Further research into ECV reversion rates in cases of uterine malformation will help guide management in this subset of patients. For example, if the rate of reversion is higher in cases of uterine malformations, it may be better to schedule ECV at 39 weeks (rather than 37 or 38 weeks) with a plan to induce labor if the version is successful or deliver by cesarean section if unsuccessful.

In summary, we present a case of a woman with an unresected large partial uterine septum who had two term vaginal deliveries after ECVs. Although septum resection has been shown to reduce the risk of obstetrical complications, more information is needed on how septum size and shape impacts these risks.
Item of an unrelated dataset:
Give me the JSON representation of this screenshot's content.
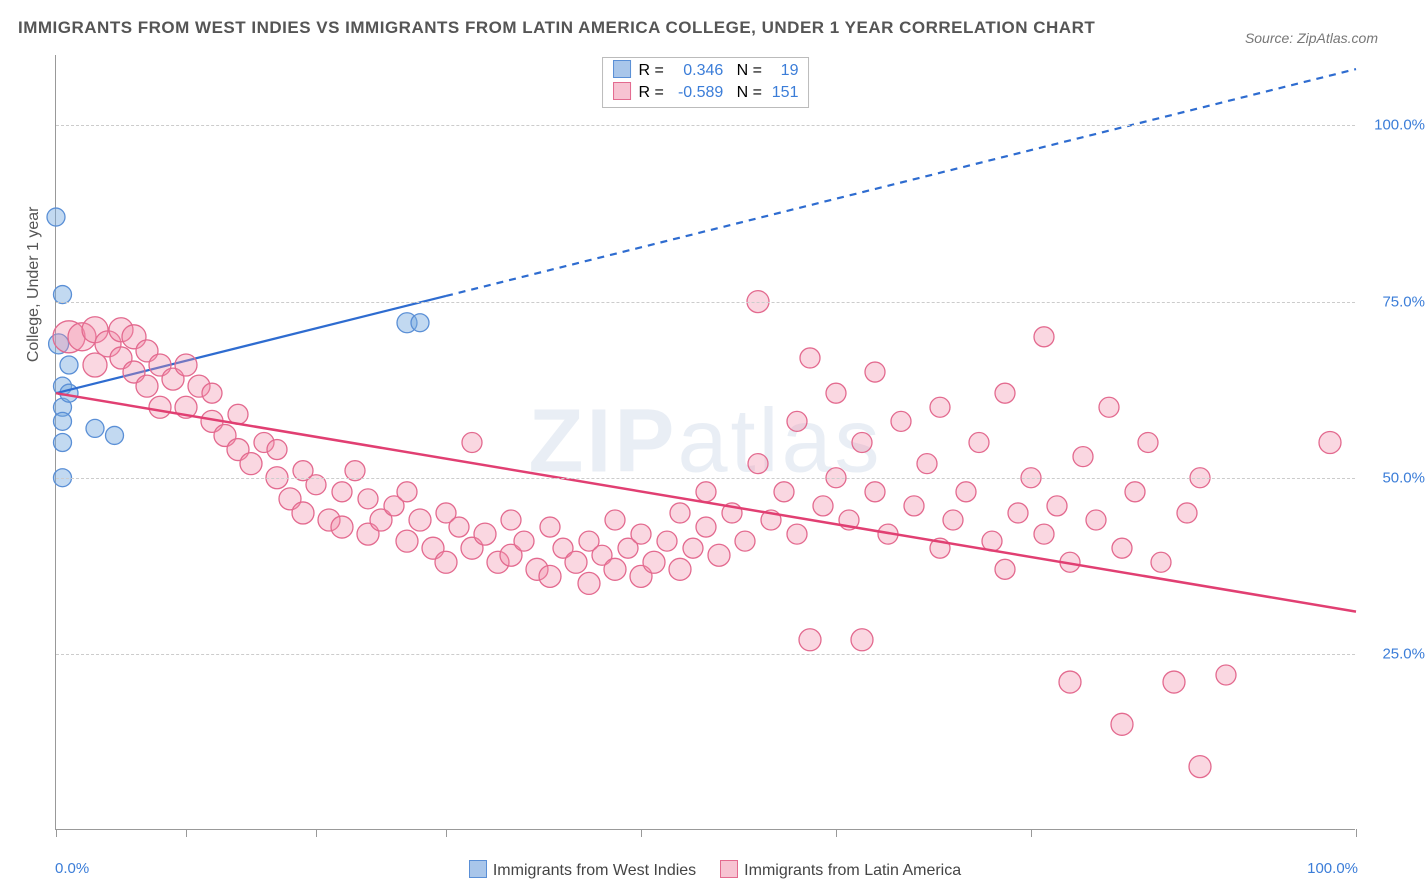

Although more studies that include women with uterine abnormalities are needed to create guidelines, our case suggests that a large partial uterine septum should not be considered a contraindication to ECV.

Data Availability

No data were used to support this study.

The patient has given written informed consent for the case to be published. All information has been deidentified to preserve confidentiality.

Conflicts of Interest

The authors have no conflicts of interest.